Reinventando o jogo clássico

Vários brinquedos icônicos foram reinventados para a era digital. WOWCube de Rubik, agora com 24 telas interativas, oferece jogos além do quebra-cabeça tradicional, desbloqueando até mesmo lições históricas quando resolvido. Custando US$ 299, representa uma mudança significativa do aprendizado analógico para o interativo.

Da mesma forma, o Smart Brick da LEGO introduz luz, som e jogo reativo, permitindo experiências de construção mais envolventes. Tom Donaldson, vice-presidente sênior da LEGO, enfatiza o valor das brincadeiras físicas – construir, esconder-se e até mesmo choques e arranhões acidentais – como componentes vitais do desenvolvimento infantil. A empresa espera integrar essa fisicalidade com a imaginação digital.

A ascensão dos companheiros de IA

A tendência mais marcante é o surgimento de “animais de estimação” controlados por IA. Takway AI revelou Sweekar, um companheiro de IA “emocionalmente inteligente” que cresce fisicamente através dos estágios (ovo, bebê, adolescente, adulto) enquanto simula o calor corporal e a respiração. Este produto foi projetado para promover um vínculo de longo prazo entre humanos e IA, confundindo os limites entre o cuidado virtual e o físico.

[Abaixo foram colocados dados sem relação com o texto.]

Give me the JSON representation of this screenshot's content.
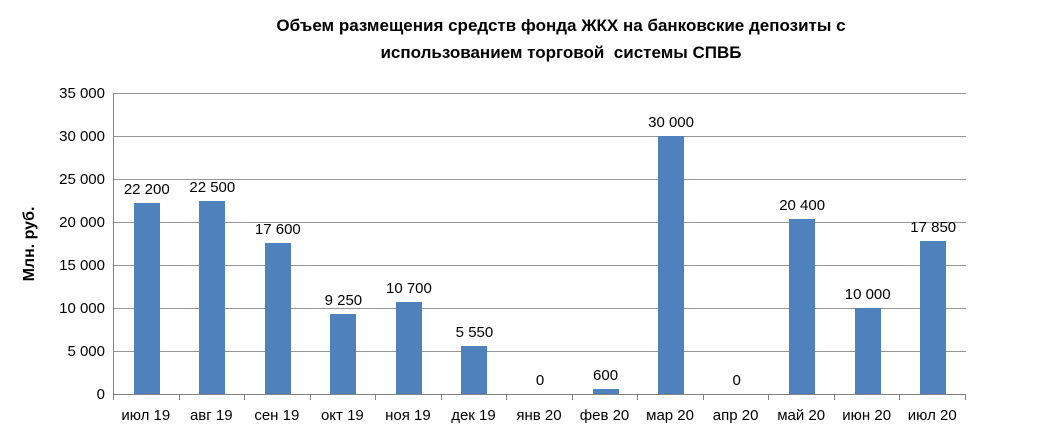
{
  "chart_data": {
    "type": "bar",
    "title": "Объем размещения средств фонда ЖКХ на банковские депозиты с\nиспользованием торговой  системы СПВБ",
    "xlabel": "",
    "ylabel": "Млн. руб.",
    "categories": [
      "июл 19",
      "авг 19",
      "сен 19",
      "окт 19",
      "ноя 19",
      "дек 19",
      "янв 20",
      "фев 20",
      "мар 20",
      "апр 20",
      "май 20",
      "июн 20",
      "июл 20"
    ],
    "values": [
      22200,
      22500,
      17600,
      9250,
      10700,
      5550,
      0,
      600,
      30000,
      0,
      20400,
      10000,
      17850
    ],
    "value_labels": [
      "22 200",
      "22 500",
      "17 600",
      "9 250",
      "10 700",
      "5 550",
      "0",
      "600",
      "30 000",
      "0",
      "20 400",
      "10 000",
      "17 850"
    ],
    "ylim": [
      0,
      35000
    ],
    "y_ticks": [
      0,
      5000,
      10000,
      15000,
      20000,
      25000,
      30000,
      35000
    ],
    "y_tick_labels": [
      "0",
      "5 000",
      "10 000",
      "15 000",
      "20 000",
      "25 000",
      "30 000",
      "35 000"
    ],
    "grid": true,
    "legend": "none",
    "colors": {
      "bar_fill": "#4F81BD",
      "gridline": "#969696",
      "axis_line": "#808080",
      "text": "#000000",
      "background": "#FFFFFF"
    }
  }
}
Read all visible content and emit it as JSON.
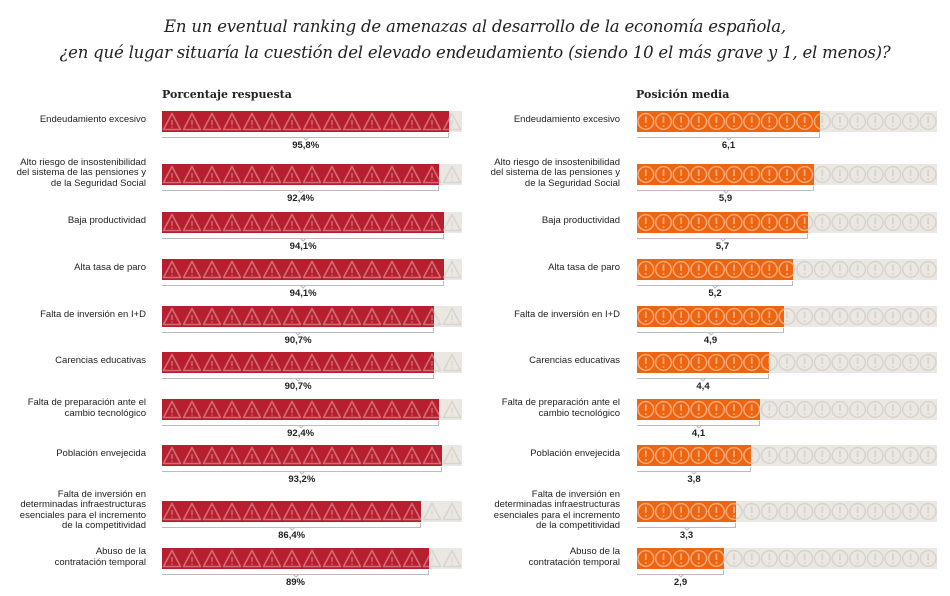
{
  "title_lines": [
    "En un eventual ranking de amenazas al desarrollo de la economía española,",
    "¿en qué lugar situaría la cuestión del elevado endeudamiento (siendo 10 el más grave y 1, el menos)?"
  ],
  "colors": {
    "red": "#b81f2e",
    "orange": "#ee6511",
    "track": "#ebe8e4"
  },
  "chart_data": [
    {
      "type": "bar",
      "orientation": "horizontal",
      "title": "Porcentaje respuesta",
      "icon": "warning-triangle-icon",
      "unit": "%",
      "xlim": [
        0,
        100
      ],
      "categories": [
        "Endeudamiento excesivo",
        "Alto riesgo de insostenibilidad del sistema de las pensiones y de la Seguridad Social",
        "Baja productividad",
        "Alta tasa de paro",
        "Falta de inversión en I+D",
        "Carencias educativas",
        "Falta de preparación ante el cambio tecnológico",
        "Población envejecida",
        "Falta de inversión en determinadas infraestructuras esenciales para el incremento de la competitividad",
        "Abuso de la contratación temporal"
      ],
      "values": [
        95.8,
        92.4,
        94.1,
        94.1,
        90.7,
        90.7,
        92.4,
        93.2,
        86.4,
        89
      ],
      "value_labels": [
        "95,8%",
        "92,4%",
        "94,1%",
        "94,1%",
        "90,7%",
        "90,7%",
        "92,4%",
        "93,2%",
        "86,4%",
        "89%"
      ]
    },
    {
      "type": "bar",
      "orientation": "horizontal",
      "title": "Posición media",
      "icon": "exclamation-circle-icon",
      "xlim": [
        0,
        10
      ],
      "categories": [
        "Endeudamiento excesivo",
        "Alto riesgo de insostenibilidad del sistema de las pensiones y de la Seguridad Social",
        "Baja productividad",
        "Alta tasa de paro",
        "Falta de inversión en I+D",
        "Carencias educativas",
        "Falta de preparación ante el cambio tecnológico",
        "Población envejecida",
        "Falta de inversión en determinadas infraestructuras esenciales para el incremento de la competitividad",
        "Abuso de la contratación temporal"
      ],
      "values": [
        6.1,
        5.9,
        5.7,
        5.2,
        4.9,
        4.4,
        4.1,
        3.8,
        3.3,
        2.9
      ],
      "value_labels": [
        "6,1",
        "5,9",
        "5,7",
        "5,2",
        "4,9",
        "4,4",
        "4,1",
        "3,8",
        "3,3",
        "2,9"
      ]
    }
  ],
  "row_label_lines": [
    [
      "Endeudamiento excesivo"
    ],
    [
      "Alto riesgo de insostenibilidad",
      "del sistema de las pensiones y",
      "de la Seguridad Social"
    ],
    [
      "Baja productividad"
    ],
    [
      "Alta tasa de paro"
    ],
    [
      "Falta de inversión en I+D"
    ],
    [
      "Carencias educativas"
    ],
    [
      "Falta de preparación ante el",
      "cambio tecnológico"
    ],
    [
      "Población envejecida"
    ],
    [
      "Falta de inversión en",
      "determinadas infraestructuras",
      "esenciales para el incremento",
      "de la competitividad"
    ],
    [
      "Abuso de la",
      "contratación temporal"
    ]
  ]
}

O Poketomo da Sharp, um companheiro de IA semelhante a um suricato, tem como alvo jovens adultos que lutam contra a solidão, embora também tenha despertado o interesse de grupos demográficos mais antigos. Disponível no Japão por cerca de 300 euros, demonstra uma procura crescente por companhia baseada na IA.

O debate sobre a exposição precoce à IA

O esforço para integrar a IA nos brinquedos, especialmente para as crianças, está a gerar debate. Daniela Braga, CEO da Defined.ai, alerta que a exposição precoce à IA pode perturbar a aprendizagem humana fundamental e o desenvolvimento de competências. Embora as tecnologias de apoio sejam uma exceção, ela argumenta que retardar a exposição à IA poderia proteger processos cruciais de desenvolvimento.

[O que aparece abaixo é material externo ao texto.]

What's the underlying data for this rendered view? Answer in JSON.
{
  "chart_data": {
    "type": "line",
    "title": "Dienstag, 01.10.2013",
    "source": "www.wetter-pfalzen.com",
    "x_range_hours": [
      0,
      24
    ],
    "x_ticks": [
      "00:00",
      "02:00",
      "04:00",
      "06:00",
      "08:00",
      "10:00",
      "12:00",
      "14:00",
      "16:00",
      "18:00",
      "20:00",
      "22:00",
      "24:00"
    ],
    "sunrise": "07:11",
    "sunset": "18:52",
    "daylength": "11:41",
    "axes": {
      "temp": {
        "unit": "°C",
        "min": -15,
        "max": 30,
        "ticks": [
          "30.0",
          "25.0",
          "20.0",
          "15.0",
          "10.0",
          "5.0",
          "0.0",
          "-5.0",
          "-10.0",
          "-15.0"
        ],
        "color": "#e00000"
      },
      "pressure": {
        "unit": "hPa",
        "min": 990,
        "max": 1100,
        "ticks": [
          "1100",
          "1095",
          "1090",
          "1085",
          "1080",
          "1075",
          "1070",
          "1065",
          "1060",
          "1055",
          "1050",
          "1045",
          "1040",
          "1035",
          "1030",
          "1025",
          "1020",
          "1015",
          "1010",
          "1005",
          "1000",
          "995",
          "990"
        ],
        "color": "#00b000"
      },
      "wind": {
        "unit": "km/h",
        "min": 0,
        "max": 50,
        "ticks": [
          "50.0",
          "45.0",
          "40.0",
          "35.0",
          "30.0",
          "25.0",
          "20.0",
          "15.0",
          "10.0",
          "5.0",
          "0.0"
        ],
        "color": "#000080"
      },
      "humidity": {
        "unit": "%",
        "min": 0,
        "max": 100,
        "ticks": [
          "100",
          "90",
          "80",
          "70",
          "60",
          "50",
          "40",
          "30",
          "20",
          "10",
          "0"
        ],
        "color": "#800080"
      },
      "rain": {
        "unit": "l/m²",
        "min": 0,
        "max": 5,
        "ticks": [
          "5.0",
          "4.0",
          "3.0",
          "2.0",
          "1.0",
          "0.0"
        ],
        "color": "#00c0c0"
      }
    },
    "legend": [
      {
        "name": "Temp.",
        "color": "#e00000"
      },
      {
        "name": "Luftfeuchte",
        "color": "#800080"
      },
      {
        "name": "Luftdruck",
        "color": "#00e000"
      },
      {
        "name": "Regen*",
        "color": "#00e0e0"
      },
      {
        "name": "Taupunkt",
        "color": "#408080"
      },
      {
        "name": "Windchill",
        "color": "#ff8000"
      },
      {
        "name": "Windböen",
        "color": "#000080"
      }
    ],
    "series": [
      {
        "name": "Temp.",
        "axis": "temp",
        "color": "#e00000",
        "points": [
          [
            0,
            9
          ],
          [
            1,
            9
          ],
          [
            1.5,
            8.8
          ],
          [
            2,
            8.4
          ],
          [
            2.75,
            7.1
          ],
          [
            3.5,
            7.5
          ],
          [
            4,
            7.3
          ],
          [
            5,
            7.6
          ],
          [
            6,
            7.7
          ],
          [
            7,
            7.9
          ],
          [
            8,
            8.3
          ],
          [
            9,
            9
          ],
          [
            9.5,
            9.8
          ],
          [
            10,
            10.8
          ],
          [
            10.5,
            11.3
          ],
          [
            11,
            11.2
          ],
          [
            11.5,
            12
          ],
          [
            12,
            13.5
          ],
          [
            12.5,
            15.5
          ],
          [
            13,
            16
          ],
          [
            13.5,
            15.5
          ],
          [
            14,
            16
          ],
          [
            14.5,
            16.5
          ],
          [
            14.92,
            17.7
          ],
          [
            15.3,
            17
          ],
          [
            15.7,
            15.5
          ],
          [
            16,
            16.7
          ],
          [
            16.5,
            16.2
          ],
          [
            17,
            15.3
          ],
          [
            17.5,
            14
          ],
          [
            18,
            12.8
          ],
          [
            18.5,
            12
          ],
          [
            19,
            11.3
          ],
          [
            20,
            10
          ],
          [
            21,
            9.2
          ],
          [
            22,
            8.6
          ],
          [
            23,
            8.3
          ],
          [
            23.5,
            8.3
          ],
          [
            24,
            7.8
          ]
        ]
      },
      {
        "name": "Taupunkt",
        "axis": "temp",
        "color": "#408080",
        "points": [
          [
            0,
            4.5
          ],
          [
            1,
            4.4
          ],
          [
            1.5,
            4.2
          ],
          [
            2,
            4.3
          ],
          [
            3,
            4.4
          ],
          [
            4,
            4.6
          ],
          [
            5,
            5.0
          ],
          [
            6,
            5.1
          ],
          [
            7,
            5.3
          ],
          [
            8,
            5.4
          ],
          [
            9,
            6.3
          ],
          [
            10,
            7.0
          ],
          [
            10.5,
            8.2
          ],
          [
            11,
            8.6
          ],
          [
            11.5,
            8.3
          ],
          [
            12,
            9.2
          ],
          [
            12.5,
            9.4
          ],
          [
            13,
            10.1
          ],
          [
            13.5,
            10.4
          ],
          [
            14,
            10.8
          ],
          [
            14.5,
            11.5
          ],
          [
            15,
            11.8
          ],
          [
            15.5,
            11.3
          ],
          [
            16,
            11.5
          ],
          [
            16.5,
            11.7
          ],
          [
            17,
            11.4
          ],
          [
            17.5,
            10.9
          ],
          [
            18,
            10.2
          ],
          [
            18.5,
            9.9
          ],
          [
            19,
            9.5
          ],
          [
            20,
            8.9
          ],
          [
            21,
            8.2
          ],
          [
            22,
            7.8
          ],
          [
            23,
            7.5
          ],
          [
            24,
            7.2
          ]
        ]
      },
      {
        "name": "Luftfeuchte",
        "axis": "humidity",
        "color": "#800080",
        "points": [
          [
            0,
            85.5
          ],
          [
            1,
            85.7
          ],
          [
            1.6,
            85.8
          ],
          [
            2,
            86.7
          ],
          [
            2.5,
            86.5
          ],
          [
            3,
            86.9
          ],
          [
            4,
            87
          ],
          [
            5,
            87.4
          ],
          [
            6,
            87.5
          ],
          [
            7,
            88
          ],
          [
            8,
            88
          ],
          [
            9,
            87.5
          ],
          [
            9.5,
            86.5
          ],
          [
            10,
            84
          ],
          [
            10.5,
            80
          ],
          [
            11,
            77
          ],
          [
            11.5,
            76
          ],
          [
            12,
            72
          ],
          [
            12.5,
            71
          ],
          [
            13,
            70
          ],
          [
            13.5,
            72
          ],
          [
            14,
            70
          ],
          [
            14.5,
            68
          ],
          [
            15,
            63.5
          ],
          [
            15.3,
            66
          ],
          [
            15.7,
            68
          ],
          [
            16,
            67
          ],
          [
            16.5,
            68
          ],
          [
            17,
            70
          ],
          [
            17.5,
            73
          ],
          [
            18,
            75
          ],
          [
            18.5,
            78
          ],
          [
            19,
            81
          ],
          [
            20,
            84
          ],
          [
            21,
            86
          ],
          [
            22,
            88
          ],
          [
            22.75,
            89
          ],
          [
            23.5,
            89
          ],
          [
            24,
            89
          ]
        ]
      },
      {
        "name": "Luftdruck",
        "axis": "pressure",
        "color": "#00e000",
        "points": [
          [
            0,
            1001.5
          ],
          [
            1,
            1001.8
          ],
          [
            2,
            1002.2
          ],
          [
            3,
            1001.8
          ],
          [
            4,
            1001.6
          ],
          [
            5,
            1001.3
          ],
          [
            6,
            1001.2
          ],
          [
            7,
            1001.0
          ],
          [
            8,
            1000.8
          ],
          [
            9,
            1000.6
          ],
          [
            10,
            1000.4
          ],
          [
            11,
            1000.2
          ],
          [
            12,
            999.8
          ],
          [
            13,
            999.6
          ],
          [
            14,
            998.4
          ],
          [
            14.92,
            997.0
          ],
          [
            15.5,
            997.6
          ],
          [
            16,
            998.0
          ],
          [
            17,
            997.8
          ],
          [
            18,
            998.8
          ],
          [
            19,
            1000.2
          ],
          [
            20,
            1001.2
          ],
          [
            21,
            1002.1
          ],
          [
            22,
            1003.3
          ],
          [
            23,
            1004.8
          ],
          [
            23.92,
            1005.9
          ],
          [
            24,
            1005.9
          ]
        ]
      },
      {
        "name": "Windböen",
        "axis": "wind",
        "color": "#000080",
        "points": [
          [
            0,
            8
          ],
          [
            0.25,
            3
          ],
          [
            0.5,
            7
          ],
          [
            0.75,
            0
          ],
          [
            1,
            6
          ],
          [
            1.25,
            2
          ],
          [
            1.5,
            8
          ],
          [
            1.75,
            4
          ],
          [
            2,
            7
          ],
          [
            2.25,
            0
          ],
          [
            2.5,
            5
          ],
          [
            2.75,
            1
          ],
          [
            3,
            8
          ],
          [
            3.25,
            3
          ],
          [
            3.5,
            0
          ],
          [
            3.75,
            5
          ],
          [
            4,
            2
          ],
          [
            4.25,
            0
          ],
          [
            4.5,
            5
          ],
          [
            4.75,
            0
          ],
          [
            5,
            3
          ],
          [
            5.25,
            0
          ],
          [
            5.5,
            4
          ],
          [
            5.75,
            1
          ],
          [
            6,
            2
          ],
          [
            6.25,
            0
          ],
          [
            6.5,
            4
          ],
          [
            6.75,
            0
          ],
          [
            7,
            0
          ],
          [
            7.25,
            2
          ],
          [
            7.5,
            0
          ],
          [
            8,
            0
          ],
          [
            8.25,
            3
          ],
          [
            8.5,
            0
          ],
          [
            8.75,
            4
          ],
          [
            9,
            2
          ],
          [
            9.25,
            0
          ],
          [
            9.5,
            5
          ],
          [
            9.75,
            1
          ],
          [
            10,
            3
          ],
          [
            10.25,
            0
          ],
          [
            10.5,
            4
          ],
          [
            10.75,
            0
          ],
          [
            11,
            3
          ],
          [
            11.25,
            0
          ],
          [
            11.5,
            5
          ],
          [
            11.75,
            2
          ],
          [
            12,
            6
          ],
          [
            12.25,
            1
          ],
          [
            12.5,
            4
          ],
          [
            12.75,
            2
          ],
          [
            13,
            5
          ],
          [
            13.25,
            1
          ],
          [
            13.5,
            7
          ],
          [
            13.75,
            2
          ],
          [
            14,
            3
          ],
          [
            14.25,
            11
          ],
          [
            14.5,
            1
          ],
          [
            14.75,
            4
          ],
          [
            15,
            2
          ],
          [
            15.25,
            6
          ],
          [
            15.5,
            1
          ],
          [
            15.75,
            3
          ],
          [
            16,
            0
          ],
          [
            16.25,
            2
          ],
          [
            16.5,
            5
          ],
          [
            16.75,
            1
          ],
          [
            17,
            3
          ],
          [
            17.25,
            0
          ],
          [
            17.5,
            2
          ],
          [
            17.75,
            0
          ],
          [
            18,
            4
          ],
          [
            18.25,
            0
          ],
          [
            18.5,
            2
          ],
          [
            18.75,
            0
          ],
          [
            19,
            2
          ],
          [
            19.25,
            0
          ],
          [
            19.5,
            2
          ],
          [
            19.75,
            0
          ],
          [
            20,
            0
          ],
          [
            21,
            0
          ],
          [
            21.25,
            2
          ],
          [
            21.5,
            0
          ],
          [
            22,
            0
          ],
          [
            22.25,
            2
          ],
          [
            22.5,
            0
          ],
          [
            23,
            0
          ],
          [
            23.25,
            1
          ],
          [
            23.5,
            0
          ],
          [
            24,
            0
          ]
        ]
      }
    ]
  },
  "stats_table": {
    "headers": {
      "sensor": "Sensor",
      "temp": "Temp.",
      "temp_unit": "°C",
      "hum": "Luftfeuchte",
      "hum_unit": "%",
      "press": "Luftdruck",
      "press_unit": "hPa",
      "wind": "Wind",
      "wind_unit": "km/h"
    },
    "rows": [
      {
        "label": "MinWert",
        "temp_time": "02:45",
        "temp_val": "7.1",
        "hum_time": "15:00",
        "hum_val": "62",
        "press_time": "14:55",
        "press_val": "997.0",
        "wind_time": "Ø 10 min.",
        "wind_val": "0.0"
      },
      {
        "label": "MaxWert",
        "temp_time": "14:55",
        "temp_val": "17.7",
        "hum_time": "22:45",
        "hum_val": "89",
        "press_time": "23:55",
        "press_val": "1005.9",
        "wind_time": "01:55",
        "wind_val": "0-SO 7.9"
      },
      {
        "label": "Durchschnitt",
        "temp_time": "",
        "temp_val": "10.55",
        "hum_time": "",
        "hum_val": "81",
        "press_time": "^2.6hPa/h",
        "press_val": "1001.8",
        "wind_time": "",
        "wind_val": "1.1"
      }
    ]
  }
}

Esta tendência é parcialmente alimentada pelo escrutínio reduzido enfrentado na comercialização de brinquedos de IA para adultos e não para crianças. No entanto, apesar disso, os fabricantes visam cada vez mais o público mais jovem, ultrapassando os limites da tecnologia em jogo.

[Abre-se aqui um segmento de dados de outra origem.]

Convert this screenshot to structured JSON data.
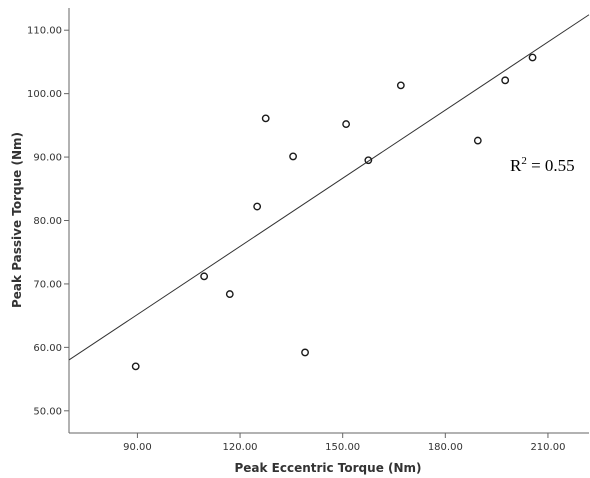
{
  "chart_data": {
    "type": "scatter",
    "xlabel": "Peak Eccentric Torque (Nm)",
    "ylabel": "Peak Passive Torque (Nm)",
    "xlim": [
      70,
      222
    ],
    "ylim": [
      46.5,
      113.5
    ],
    "xticks": [
      "90.00",
      "120.00",
      "150.00",
      "180.00",
      "210.00"
    ],
    "yticks": [
      "50.00",
      "60.00",
      "70.00",
      "80.00",
      "90.00",
      "100.00",
      "110.00"
    ],
    "points": [
      {
        "x": 89.5,
        "y": 57.0
      },
      {
        "x": 109.5,
        "y": 71.2
      },
      {
        "x": 117.0,
        "y": 68.4
      },
      {
        "x": 125.0,
        "y": 82.2
      },
      {
        "x": 127.5,
        "y": 96.1
      },
      {
        "x": 135.5,
        "y": 90.1
      },
      {
        "x": 139.0,
        "y": 59.2
      },
      {
        "x": 151.0,
        "y": 95.2
      },
      {
        "x": 157.5,
        "y": 89.5
      },
      {
        "x": 167.0,
        "y": 101.3
      },
      {
        "x": 189.5,
        "y": 92.6
      },
      {
        "x": 197.5,
        "y": 102.1
      },
      {
        "x": 205.5,
        "y": 105.7
      }
    ],
    "fit_line": {
      "slope": 0.358,
      "intercept": 32.96
    },
    "annotation": {
      "base": "R",
      "sup": "2",
      "rest": " = 0.55"
    },
    "grid": false,
    "legend": "none",
    "colors": {
      "marker": "#1a1a1a",
      "line": "#333333",
      "axis": "#666666"
    }
  }
}
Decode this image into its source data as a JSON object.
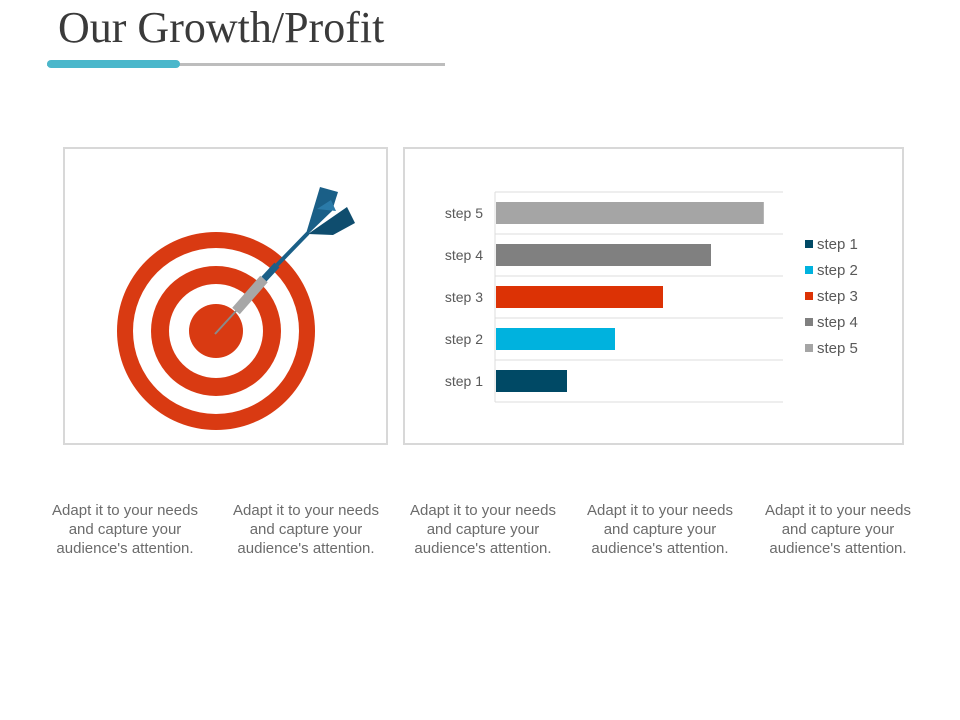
{
  "slide": {
    "title": "Our Growth/Profit"
  },
  "colors": {
    "accent": "#4ab7cb",
    "target_red": "#d93a12",
    "dart_blue": "#1a5f87"
  },
  "icons": {
    "target": "target-with-dart-icon"
  },
  "chart_data": {
    "type": "bar",
    "orientation": "horizontal",
    "categories": [
      "step 1",
      "step 2",
      "step 3",
      "step 4",
      "step 5"
    ],
    "values": [
      1.5,
      2.5,
      3.5,
      4.5,
      5.6
    ],
    "colors": [
      "#004965",
      "#00b2de",
      "#dc3205",
      "#808080",
      "#a5a5a5"
    ],
    "legend": {
      "position": "right",
      "entries": [
        "step 1",
        "step 2",
        "step 3",
        "step 4",
        "step 5"
      ]
    },
    "xlim": [
      0,
      6
    ],
    "grid": true
  },
  "captions": [
    "Adapt it to your needs and capture your audience's attention.",
    "Adapt it to your needs and capture your audience's attention.",
    "Adapt it to your needs and capture your audience's attention.",
    "Adapt it to your needs and capture your audience's attention.",
    "Adapt it to your needs and capture your audience's attention."
  ]
}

A expansão da IA ​​na indústria dos brinquedos assinala uma mudança profunda na forma como abordamos a brincadeira, a aprendizagem e até mesmo o companheirismo. Se esta integração irá melhorar ou prejudicar o desenvolvimento infantil permanece uma questão em aberto, mas a direção é clara: o futuro dos brinquedos é cada vez mais digital e inteligente.